To have any chance of claiming the prize for the first time since 2002, the Australians have to win one of the two Tests in Auckland, where they haven't won since 1986, to keep the series alive.
Fuelling the All Blacks will be their desire to retain the prize they rank second only to the Rugby World Cup, while also acknowledging the 100th Test played by halfback Aaron Smith.
"He's got great drive, and it's driven on and off the park. His position is one that demands a high aerobic base," he said.
All Blacks coach Ian Foster said Smith's skills had influenced the way rugby was played.
Whether anyone had been more influential in shaping the game, he felt there were one or two others. Was he the most influential in the last decade? He said he would leave that to others to decide.
But the evidence is there in the way New Zealand sides have consistently scored more tries in internationals in the decade Smith has been playing than any other Test side.

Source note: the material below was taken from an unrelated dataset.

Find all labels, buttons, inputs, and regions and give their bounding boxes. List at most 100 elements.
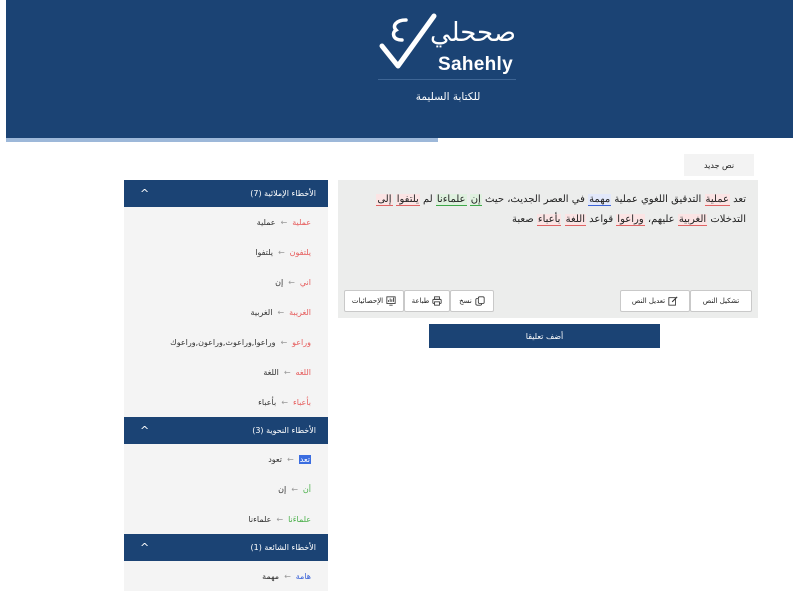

It was an era when the All Blacks joined a near-decade run as the No1 team in the world.
Smith's play since his debut in 2012 was central to that.

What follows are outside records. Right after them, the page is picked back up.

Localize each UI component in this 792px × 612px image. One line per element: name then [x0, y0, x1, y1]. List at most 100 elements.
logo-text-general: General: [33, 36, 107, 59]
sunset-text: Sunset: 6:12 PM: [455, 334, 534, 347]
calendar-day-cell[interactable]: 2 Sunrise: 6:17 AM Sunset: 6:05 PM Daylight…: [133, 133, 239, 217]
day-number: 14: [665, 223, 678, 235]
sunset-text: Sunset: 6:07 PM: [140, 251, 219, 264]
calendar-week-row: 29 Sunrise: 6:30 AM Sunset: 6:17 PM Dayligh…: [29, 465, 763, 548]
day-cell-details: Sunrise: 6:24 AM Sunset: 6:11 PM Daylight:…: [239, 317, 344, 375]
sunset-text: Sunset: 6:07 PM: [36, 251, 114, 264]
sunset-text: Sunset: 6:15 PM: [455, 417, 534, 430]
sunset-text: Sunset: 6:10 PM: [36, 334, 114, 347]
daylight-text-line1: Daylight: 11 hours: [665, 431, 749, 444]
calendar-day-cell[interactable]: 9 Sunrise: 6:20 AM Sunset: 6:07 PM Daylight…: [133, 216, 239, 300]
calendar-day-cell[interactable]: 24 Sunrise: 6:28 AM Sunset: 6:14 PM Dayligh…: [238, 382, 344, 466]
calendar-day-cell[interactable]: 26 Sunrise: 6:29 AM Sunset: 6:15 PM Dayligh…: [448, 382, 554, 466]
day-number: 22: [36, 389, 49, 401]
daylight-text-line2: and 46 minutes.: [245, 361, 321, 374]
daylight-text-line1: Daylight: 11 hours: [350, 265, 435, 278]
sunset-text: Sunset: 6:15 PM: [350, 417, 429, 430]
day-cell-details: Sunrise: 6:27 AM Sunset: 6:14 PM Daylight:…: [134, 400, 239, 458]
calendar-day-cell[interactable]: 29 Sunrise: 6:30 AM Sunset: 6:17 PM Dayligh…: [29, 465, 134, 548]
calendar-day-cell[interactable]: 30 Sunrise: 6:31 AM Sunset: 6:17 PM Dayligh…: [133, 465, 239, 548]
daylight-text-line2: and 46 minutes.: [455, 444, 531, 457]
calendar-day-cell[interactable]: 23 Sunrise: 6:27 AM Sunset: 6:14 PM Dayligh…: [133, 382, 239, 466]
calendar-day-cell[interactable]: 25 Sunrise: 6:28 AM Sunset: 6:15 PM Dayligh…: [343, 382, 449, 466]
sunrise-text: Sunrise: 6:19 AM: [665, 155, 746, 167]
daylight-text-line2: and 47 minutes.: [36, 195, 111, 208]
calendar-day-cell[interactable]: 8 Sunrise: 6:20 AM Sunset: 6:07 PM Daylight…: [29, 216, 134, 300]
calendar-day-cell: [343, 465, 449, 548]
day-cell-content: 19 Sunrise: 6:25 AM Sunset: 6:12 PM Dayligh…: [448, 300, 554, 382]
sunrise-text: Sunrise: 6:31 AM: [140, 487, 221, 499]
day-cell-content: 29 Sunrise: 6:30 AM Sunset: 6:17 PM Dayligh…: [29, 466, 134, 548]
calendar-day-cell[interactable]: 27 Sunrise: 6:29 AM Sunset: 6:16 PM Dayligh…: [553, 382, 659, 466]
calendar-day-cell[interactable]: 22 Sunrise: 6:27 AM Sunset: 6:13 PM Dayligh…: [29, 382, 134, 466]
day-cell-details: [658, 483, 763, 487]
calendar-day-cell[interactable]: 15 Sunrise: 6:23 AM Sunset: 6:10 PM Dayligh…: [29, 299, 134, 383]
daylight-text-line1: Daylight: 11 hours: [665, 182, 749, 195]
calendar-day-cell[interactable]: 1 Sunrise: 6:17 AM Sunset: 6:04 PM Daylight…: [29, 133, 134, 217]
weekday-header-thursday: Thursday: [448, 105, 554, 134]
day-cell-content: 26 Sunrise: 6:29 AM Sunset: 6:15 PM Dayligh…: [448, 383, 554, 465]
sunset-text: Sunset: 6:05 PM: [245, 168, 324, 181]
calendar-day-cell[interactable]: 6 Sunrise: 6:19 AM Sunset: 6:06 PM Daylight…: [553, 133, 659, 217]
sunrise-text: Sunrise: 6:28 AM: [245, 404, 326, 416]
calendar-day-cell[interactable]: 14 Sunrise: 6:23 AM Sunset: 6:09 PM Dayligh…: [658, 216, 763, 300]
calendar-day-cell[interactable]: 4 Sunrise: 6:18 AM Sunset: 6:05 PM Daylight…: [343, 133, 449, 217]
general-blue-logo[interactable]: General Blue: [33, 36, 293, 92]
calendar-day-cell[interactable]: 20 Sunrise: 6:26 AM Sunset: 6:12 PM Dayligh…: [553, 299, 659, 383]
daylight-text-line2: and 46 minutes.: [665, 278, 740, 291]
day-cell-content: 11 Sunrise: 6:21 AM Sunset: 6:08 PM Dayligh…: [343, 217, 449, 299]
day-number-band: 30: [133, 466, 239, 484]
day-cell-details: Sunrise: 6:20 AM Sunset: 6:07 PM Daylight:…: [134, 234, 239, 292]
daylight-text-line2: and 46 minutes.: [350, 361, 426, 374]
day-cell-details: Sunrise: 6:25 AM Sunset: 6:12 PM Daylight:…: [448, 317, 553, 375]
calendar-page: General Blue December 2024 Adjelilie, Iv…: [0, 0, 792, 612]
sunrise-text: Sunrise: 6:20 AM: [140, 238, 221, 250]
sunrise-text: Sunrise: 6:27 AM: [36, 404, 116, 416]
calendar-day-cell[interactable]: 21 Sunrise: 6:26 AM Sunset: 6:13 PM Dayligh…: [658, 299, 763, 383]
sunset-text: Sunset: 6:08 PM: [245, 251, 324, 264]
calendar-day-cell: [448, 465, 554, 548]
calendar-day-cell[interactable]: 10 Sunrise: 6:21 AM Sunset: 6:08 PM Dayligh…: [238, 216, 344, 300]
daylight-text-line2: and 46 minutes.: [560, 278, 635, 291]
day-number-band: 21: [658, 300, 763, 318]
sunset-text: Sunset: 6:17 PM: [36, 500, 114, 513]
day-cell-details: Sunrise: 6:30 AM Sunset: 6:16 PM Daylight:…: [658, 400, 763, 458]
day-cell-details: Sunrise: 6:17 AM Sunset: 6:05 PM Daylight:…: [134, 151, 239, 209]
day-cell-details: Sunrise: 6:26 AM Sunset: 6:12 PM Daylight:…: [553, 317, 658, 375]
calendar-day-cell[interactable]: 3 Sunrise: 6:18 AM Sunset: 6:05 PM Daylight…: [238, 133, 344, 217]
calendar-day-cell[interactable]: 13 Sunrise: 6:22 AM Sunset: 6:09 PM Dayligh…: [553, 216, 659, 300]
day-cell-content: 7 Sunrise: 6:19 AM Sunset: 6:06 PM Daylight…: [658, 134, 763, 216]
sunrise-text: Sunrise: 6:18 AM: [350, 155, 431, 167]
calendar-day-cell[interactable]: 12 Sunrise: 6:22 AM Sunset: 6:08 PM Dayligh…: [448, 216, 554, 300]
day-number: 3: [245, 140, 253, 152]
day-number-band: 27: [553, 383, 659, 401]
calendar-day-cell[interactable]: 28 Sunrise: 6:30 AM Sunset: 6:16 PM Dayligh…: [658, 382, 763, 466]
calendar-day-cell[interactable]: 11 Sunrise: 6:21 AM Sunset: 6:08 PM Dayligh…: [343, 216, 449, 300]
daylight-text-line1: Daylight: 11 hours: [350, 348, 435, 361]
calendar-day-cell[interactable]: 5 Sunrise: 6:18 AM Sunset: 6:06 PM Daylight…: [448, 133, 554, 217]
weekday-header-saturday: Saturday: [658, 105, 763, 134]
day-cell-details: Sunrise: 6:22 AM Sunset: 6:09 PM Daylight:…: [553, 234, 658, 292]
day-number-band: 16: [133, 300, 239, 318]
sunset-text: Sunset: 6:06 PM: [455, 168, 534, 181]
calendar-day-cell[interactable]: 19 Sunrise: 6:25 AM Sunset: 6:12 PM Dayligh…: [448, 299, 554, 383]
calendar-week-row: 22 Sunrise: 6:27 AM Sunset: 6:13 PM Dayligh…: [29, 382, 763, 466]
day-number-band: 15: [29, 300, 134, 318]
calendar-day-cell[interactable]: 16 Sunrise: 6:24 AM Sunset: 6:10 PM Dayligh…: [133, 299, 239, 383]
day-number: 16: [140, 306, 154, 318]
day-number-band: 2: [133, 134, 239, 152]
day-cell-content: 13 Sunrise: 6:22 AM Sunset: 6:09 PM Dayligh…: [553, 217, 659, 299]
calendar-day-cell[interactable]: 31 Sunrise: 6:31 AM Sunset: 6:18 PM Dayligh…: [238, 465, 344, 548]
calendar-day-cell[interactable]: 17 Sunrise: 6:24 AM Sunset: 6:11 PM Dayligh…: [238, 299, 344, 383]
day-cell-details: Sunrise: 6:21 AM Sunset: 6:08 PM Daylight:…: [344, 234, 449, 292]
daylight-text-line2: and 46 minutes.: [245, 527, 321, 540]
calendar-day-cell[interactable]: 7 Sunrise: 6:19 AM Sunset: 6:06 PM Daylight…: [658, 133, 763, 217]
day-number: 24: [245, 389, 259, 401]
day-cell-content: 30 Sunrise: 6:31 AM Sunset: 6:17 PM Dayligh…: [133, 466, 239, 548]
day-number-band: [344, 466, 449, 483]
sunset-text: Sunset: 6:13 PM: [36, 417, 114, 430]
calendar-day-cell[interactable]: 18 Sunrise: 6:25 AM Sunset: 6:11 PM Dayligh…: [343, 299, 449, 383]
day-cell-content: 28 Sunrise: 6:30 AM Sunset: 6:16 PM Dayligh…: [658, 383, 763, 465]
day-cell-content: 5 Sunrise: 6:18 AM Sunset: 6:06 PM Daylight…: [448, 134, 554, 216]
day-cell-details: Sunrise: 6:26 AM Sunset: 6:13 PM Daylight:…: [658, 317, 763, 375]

Speed in getting to the base of rucks, his speed of pass from that base and, in support, all contributed to his worth.
That was clear from the all-important time he provided for his outsides to get through, or around, defences consistently. Most importantly, it allowed first five-eighths like Dan Carter, Beauden Barrett, Aaron Cruden, Damian McKenzie and Richie Mo'unga extra time to make decisions for the benefit of the side.

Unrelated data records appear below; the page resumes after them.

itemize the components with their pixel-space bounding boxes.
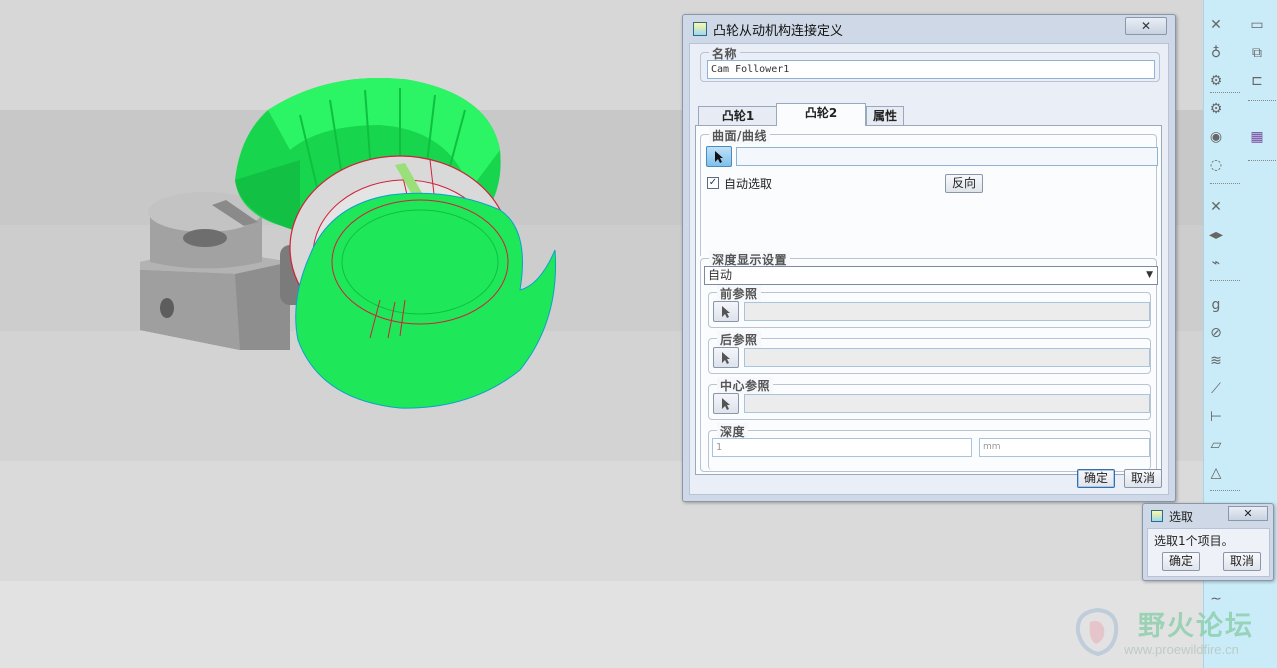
depth-mode-select[interactable]: 自动 ▼ [704, 266, 1158, 285]
arrow-cursor-icon [722, 351, 730, 364]
cam-follower-definition-dialog: 凸轮从动机构连接定义 ✕ 名称 Cam Follower1 凸轮1 凸轮2 属性… [682, 14, 1176, 502]
depth-input[interactable]: 1 [712, 438, 972, 457]
dialog-title-bar[interactable]: 凸轮从动机构连接定义 [687, 17, 1171, 41]
select-dialog-title: 选取 [1169, 509, 1194, 524]
center-reference-label: 中心参照 [717, 377, 774, 394]
ok-button[interactable]: 确定 [1077, 469, 1115, 488]
tab-cam-1[interactable]: 凸轮1 [698, 106, 778, 126]
chevron-down-icon: ▼ [1146, 270, 1153, 280]
front-reference-collector[interactable] [744, 302, 1150, 321]
tab-properties[interactable]: 属性 [866, 106, 904, 126]
layout-icon[interactable]: ⊏ [1246, 70, 1268, 92]
slot-icon[interactable]: ◌ [1205, 154, 1227, 176]
auto-select-label: 自动选取 [724, 177, 773, 191]
tab-panel: 曲面/曲线 ✓ 自动选取 反向 深度显示设置 自动 ▼ 前参照 后参照 中心参照… [695, 125, 1162, 475]
flip-button[interactable]: 反向 [945, 174, 983, 193]
graph-icon[interactable]: ⌁ [1205, 252, 1227, 274]
front-reference-label: 前参照 [717, 285, 761, 302]
center-reference-select-button[interactable] [713, 393, 739, 414]
cam-follower-3d-model[interactable] [120, 60, 570, 420]
gravity-icon[interactable]: ♁ [1205, 42, 1227, 64]
back-reference-label: 后参照 [717, 331, 761, 348]
dialog-title: 凸轮从动机构连接定义 [713, 23, 844, 39]
tab-cam-2[interactable]: 凸轮2 [776, 103, 866, 126]
analysis-icon[interactable]: ▱ [1205, 434, 1227, 456]
mass-property-icon[interactable]: ⊢ [1205, 406, 1227, 428]
depth-unit-field[interactable]: mm [979, 438, 1150, 457]
grid-icon[interactable]: ▦ [1246, 126, 1268, 148]
measure-icon[interactable]: △ [1205, 462, 1227, 484]
select-dialog: 选取 ✕ 选取1个项目。 确定 取消 [1142, 503, 1274, 581]
cancel-button[interactable]: 取消 [1124, 469, 1162, 488]
toolbar-separator [1248, 160, 1277, 161]
cam-icon[interactable]: ◉ [1205, 126, 1227, 148]
arrow-cursor-icon [715, 150, 723, 163]
arrow-cursor-icon [722, 305, 730, 318]
depth-mode-value: 自动 [708, 268, 733, 282]
surface-collector[interactable] [736, 147, 1158, 166]
toolbar-separator [1210, 183, 1240, 184]
close-icon: ✕ [1140, 19, 1152, 33]
force-icon[interactable]: ≋ [1205, 350, 1227, 372]
watermark: 野火论坛 www.proewildfire.cn [1066, 600, 1276, 666]
surface-curve-label: 曲面/曲线 [709, 127, 770, 144]
dialog-body: 名称 Cam Follower1 凸轮1 凸轮2 属性 曲面/曲线 ✓ 自动选取… [689, 43, 1169, 495]
spring-icon[interactable]: g [1205, 294, 1227, 316]
select-cancel-button[interactable]: 取消 [1223, 552, 1261, 571]
arrow-cursor-icon [722, 397, 730, 410]
select-close-button[interactable]: ✕ [1228, 506, 1268, 521]
watermark-text: 野火论坛 [1138, 611, 1254, 642]
toolbar-separator [1248, 100, 1277, 101]
center-reference-collector[interactable] [744, 394, 1150, 413]
select-message: 选取1个项目。 [1154, 534, 1234, 548]
gears-icon[interactable]: ⚙ [1205, 70, 1227, 92]
name-input[interactable]: Cam Follower1 [707, 60, 1155, 79]
toolbar-separator [1210, 280, 1240, 281]
torque-icon[interactable]: ⟋ [1205, 378, 1227, 400]
app-icon [693, 22, 707, 36]
servo-motor-icon[interactable]: ✕ [1205, 14, 1227, 36]
back-reference-collector[interactable] [744, 348, 1150, 367]
surface-select-button[interactable] [706, 146, 732, 167]
damper-icon[interactable]: ⊘ [1205, 322, 1227, 344]
select-dialog-body: 选取1个项目。 确定 取消 [1147, 528, 1270, 577]
toolbar-separator [1210, 490, 1240, 491]
close-icon: ✕ [1243, 507, 1253, 520]
select-ok-button[interactable]: 确定 [1162, 552, 1200, 571]
auto-select-checkbox[interactable]: ✓ [707, 177, 719, 189]
back-reference-select-button[interactable] [713, 347, 739, 368]
drag-icon[interactable]: ◂▸ [1205, 224, 1227, 246]
watermark-url: www.proewildfire.cn [1124, 642, 1239, 657]
app-icon [1151, 510, 1163, 522]
gear-pair-icon[interactable]: ⚙ [1205, 98, 1227, 120]
connection-icon[interactable]: ✕ [1205, 196, 1227, 218]
cam-2 [295, 192, 557, 409]
snapshot-icon[interactable]: ⧉ [1246, 42, 1268, 64]
flame-logo-icon [1075, 607, 1119, 657]
close-button[interactable]: ✕ [1125, 17, 1167, 35]
dialog-icon[interactable]: ▭ [1246, 14, 1268, 36]
front-reference-select-button[interactable] [713, 301, 739, 322]
toolbar-separator [1210, 92, 1240, 93]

Australia would be a physical, ruck-and-run team who have said they want to dominate the All Blacks up-front that was much the same as they had been in recent times.
Their three close Tests against France had been good for them, and they would have achieved some objectives in that series.
"Both teams know each other pretty well so I don't think will be major surprises on either side about how to play. It's the application of what you want to do on the day that really matters," he said.
Foster was happy with where the All Blacks were heading into the second phase of their season.
"We've got a squad that has worked really hard. The strength of the squad at the moment is they are working for each other and I think we've developed some good options, and good depth through July," he said.
The loose forwards were an example of that with several players asking questions of the selectors. The midfield and the back three were others. They were provoking good debates among the selectors.
Dalton Papalii got the choice at openside flanker, and that was down to the form he showed in Super Rugby where Foster said he was the form player.
"He played well in the first Test [against Tonga]. He then had a niggle which meant we had to take him out for two weeks. He's training well and think he's earned his chance," he said.
No8 Ardie Savea had a game on the openside when he came back from injury and performed well. Now he had a chance to play in the position he had served the team most and where he had a greater opportunity to influence the game.
Rieko Ioane will play on the left-wing. Ioane had performed well both at centre and wing during the July series. Foster said he was as sharp as he had ever seen him.
"He had a calf that impacted on him in 2019 – that slowed him down a little bit. I think he came back in 2020 and this year he is looking, like I said, as sharp as ever, and also confident," he said.
His confidence had grown at centre, and while the debate would continue about his best position, the selectors were happy with him in both roles, he said.
Damian McKenzie had been preferred at fullback because he was playing well. His decision-making was strong, he was feeling good about his game, running fast, and Foster felt that was enough for him to warrant the position.
Lock Brodie Retallick had shown significant improvement since rejoining the side after his stint in Japan, and that was clear during their Christchurch camp last week, and Foster said he was jumping out of his skin and ready for Saturday.